O relatório, divulgado nesta segunda-feira (1º de junho), aponta o bloqueio da rede social X (antigo Twitter), a suspensão da plataforma Rumble e ordens de remoção de conteúdos como parte dos motivos para a medida comercial.
Embora não cite o nome de Moraes diretamente, o documento faz referência explícita a ações amplamente ligadas ao ministro, especialmente as ocorridas em 2024 e 2025.
“Tribunais brasileiros proibiram o X de operar no Brasil, de agosto a outubro de 2024, após a empresa se recusar a remover conteúdo criado por um jornalista brasileiro que vive nos Estados Unidos e nomear um representante local”, registra o texto americano.
O USTR ainda detalha as punições impostas: multas diárias, congelamento de contas bancárias, ativos financeiros, veículos, imóveis, bloqueio de aeronaves e restrições em plataformas de pagamento.

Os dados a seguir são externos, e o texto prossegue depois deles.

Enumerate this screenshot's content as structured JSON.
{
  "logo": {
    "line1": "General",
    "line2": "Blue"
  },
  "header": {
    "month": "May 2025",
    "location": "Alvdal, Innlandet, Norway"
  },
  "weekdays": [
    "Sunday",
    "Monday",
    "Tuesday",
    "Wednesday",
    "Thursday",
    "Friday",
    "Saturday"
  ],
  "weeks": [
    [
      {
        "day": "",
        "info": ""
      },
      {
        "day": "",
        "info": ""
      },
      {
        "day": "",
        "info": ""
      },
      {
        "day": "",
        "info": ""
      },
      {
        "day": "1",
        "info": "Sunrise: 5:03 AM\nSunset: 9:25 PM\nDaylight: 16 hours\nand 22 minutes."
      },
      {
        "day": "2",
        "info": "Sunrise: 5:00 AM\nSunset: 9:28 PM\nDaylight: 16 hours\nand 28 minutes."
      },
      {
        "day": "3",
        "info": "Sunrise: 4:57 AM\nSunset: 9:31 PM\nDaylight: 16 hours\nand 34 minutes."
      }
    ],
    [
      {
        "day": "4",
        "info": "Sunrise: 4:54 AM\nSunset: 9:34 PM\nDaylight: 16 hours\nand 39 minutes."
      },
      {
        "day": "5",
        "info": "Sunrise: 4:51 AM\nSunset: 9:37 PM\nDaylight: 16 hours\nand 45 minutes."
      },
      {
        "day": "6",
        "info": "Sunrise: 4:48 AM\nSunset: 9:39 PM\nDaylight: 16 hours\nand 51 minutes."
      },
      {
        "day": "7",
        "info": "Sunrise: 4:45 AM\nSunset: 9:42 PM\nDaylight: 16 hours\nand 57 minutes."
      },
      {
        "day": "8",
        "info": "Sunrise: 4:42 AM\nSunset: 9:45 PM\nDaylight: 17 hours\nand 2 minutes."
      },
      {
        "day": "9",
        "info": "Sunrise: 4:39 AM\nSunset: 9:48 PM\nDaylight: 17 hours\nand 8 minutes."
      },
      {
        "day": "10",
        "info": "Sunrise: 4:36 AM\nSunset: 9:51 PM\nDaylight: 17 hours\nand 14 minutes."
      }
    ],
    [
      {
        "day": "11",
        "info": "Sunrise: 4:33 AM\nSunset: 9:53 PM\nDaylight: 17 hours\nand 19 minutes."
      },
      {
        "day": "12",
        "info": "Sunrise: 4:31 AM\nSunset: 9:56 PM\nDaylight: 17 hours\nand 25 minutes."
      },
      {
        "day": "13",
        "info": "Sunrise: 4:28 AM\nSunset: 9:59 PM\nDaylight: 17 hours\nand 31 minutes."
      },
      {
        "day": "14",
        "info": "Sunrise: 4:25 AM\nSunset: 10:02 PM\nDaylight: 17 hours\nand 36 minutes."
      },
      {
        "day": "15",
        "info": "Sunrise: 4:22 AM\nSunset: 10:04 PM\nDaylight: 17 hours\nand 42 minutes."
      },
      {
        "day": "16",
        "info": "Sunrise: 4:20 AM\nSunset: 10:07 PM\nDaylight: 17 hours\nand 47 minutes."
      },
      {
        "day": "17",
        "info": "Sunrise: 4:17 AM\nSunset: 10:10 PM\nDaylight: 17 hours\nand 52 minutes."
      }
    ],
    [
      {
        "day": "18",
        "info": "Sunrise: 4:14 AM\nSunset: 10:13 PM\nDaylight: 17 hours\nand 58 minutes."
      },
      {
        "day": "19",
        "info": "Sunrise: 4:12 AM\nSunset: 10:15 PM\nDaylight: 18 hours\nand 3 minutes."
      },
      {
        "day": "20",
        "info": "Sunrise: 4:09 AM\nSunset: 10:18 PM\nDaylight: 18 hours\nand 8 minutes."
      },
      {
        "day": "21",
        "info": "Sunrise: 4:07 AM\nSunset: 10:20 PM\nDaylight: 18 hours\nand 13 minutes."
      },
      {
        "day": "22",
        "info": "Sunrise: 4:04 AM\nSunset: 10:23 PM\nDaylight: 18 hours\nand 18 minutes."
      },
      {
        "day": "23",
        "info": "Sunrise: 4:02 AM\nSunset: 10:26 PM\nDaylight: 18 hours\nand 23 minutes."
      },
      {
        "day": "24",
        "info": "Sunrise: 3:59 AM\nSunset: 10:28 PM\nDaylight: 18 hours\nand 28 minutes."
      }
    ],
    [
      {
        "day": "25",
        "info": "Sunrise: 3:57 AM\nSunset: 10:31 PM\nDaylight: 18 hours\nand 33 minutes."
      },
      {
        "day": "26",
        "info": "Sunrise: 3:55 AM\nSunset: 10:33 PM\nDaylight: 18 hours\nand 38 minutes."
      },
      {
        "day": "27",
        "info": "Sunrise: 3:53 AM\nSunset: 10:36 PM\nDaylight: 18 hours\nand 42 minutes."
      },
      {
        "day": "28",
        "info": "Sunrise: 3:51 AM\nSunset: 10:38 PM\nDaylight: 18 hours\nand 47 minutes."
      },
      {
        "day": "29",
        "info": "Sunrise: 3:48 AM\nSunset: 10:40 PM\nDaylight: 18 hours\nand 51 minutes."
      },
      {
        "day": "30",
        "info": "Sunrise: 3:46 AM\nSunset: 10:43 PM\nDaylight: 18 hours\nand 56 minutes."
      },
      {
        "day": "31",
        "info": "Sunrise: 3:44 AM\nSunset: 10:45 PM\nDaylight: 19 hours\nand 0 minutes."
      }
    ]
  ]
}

O documento também menciona a remoção e desmonetização de contas ligadas a um “popular podcaster brasileiro que reside na Flórida”, descrição que coincide com o perfil do jornalista Allan dos Santos.
Além das decisões judiciais, o relatório critica o funcionamento do Pix, alegando conflito de interesses por parte do Banco Central.
A decisão final sobre a aplicação do tarifaço cabe ao presidente Donald Trump.